A Generalization of the Maximum Likelihood Expectation Maximization
(MLEM) Method: Masked-MLEM
Abstract
In our previous work on image reconstruction for single-layer
collimatorless scintigraphy, we introduced the min-min weighted robust
least squares (WRLS) optimization algorithm to address the challenge of
reconstructing images when both the system matrix and the projection
data are uncertain. Whereas the WRLS algorithm has been successful in
two-dimensional (2D) reconstruction, expanding it to three-dimensional
(3D) reconstruction is difficult since the WRLS optimization problem is
neither smooth nor strongly-convex. To overcome these difficulties and
achieve robust image reconstruction in the presence of system
uncertainties and projection noise, we propose a generalized iterative
method based on the maximum likelihood expectation maximization (MLEM)

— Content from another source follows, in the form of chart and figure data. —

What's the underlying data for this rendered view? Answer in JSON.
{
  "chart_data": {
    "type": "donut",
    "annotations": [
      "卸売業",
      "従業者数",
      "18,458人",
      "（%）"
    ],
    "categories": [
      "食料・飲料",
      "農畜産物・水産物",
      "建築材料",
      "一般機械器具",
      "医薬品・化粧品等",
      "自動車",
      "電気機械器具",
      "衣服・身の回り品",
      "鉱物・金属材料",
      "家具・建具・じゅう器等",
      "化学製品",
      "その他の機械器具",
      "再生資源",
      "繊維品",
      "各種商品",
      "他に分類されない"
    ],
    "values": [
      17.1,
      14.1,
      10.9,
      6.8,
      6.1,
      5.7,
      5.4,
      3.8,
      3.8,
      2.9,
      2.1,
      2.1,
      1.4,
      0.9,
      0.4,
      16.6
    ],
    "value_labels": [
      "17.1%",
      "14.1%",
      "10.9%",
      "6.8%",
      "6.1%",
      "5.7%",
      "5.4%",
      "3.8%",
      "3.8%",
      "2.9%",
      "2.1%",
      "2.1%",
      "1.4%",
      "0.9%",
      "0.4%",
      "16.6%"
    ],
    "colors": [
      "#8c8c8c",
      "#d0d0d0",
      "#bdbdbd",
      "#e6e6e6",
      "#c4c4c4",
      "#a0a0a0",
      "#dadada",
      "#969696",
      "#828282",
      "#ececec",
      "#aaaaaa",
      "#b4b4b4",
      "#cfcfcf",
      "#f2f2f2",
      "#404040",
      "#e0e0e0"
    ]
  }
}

algorithm, hereinafter referred to as the Masked-MLEM algorithm. In the
Masked-MLEM algorithm, only selected subsets (“masks”) in the system
matrix and the projection contribute to the image update to satisfy the
constraints imposed by the system uncertainties. We validate the
Masked-MLEM algorithm and compare it to the standard MLEM algorithm
using data from both collimated and uncollimated imaging instruments,
including parallel-hole collimated SPECT, 2D collimatorless
scintigraphy, and 3D collimatorless tomography. The results show that
the Masked-MLEM and standard MLEM reconstructions are similar in SPECT
imaging, while the Masked-MLEM algorithm outperforms the standard MLEM
algorithm in collimatorless imaging. A good choice of system uncertainty
can make the Masked-MLEM reconstruction more robust than the standard
MLEM reconstruction, effectively reducing the likelihood of
reconstructing higher activities in regions without radioactive sources.